The area around Glasgow has hosted communities for millennia, with the River Clyde providing a natural location for fishing. The Romans later built outposts in the area and constructed the Antonine Wall, remains of which can still be seen in Glasgow today.
Glasgow itself was founded by the Christian missionary Saint Mungo in the 6th century. He established a church at the place where the present Glasgow Cathedral stands, and in the following years Glasgow became a religious center. By the 12th century Glasgow had been granted the status of what can now be called a city. By the 16th century, the city’s traders and craftsmen had begun to wield significant influence and the city had become an important trading center with the Clyde providing access to the city and the rest of Scotland for merchant shipping. The access to the Atlantic Ocean allowed the importation of goods, which were then traded throughout the United Kingdom and Europe.
With the industrial revolution and the development of ship building industry in the 19th century Glasgow became one of the largest cities in the world, and known as “the Second City of the Empire” after London. Today Glasgow is Scotland’s largest city with a population of around 600,000 and 2.5 million in the city region.
In 2014, the world’s top travel guides have consistently named Glasgow as a must-visit destination of 2014, highlighting the city’s warmth, style and energy.
Glasgow was awarded European City of Culture in 1990. Just over twenty years after this prestigious accolade catapulted it into the cultural limelight, Glasgow’s creative energy continues to flourish with a passion that makes it one of Europe’s most exciting cities to visit. It is home to more than 100 cultural organizations including Scotland’s national orchestra, theatre, opera, and ballet companies and is also blazing an internationally acclaimed trail in contemporary art, design and music.
Glasgow has the greatest concentration of creative industries in Scotland, with more than 5,000 people employed in the cultural sector directly and more than 25,000 employed in the arts and creative industries more widely. The Riverside Museum was named 2013 European Museum of the Year
(EMYA). It is a UNESCO City of Music – one of only five in the world.

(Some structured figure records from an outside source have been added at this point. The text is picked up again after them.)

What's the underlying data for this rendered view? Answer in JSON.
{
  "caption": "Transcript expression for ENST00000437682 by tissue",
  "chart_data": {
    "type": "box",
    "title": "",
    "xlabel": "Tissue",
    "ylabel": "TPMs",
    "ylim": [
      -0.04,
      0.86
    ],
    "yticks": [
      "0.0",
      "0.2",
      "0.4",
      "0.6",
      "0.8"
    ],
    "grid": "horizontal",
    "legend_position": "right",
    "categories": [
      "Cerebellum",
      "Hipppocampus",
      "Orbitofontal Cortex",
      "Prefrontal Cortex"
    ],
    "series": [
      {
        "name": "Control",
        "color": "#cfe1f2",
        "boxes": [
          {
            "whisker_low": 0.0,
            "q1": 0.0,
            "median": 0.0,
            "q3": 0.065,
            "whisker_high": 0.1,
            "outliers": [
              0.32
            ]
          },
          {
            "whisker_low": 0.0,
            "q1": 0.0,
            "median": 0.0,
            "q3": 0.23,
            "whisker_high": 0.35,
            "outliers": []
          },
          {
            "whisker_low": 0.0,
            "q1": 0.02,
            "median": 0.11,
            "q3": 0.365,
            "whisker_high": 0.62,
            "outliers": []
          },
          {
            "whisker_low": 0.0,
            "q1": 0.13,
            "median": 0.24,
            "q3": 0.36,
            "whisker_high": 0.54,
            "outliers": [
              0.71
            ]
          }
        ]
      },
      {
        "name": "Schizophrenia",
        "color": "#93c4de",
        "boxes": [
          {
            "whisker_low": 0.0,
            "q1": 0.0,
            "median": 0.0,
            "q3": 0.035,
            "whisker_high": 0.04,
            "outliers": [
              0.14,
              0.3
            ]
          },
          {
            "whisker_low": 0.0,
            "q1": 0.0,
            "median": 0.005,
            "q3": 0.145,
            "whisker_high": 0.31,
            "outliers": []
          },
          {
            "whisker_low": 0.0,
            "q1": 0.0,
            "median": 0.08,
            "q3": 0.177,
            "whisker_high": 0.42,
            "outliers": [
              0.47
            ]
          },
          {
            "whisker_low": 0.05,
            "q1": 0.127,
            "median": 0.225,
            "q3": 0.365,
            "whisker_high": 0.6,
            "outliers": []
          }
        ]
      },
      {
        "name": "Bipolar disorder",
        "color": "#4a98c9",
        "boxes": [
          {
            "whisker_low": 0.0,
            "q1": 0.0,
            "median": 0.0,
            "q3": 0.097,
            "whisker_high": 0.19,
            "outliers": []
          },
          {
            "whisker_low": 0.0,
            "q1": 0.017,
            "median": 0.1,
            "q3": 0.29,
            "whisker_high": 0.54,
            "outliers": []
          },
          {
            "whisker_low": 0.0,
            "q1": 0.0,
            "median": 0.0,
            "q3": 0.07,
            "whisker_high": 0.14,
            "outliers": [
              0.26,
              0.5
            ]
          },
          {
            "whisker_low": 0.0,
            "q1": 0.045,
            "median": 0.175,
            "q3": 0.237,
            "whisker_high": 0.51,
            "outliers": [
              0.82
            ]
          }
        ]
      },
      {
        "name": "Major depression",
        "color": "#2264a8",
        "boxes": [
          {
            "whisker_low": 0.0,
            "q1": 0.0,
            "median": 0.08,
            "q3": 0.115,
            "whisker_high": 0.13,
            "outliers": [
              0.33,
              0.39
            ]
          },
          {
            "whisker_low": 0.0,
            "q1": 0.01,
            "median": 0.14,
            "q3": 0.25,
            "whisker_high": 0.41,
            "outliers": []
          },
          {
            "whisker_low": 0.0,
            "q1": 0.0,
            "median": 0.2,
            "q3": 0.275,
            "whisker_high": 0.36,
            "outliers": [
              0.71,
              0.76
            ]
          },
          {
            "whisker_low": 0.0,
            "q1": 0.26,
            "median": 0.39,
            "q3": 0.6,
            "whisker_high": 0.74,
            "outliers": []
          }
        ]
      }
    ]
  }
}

The city’s architectural heritage strides the centuries and reflects Glasgow’s medieval origins through its rise to a world manufacturing leader and on to a creative powerhouse. Additionally, Glasgow’s nineteenth-century townscape and the critical legacy of Charles Rennie Mackintosh’s work are assets of world renown.
Glasgow was ranked as the eighth best sports city in the world at the SportBusiness Ultimate Sports City 2014 Awards.
The city’s super-league shopping status was confirmed in 2008 when Glasgow was named the best place to shop in the UK outside London’s West End for the fourth consecutive year by Experian in its Retail Ranking – a position, which they expect Glasgow to hold until at least 2018.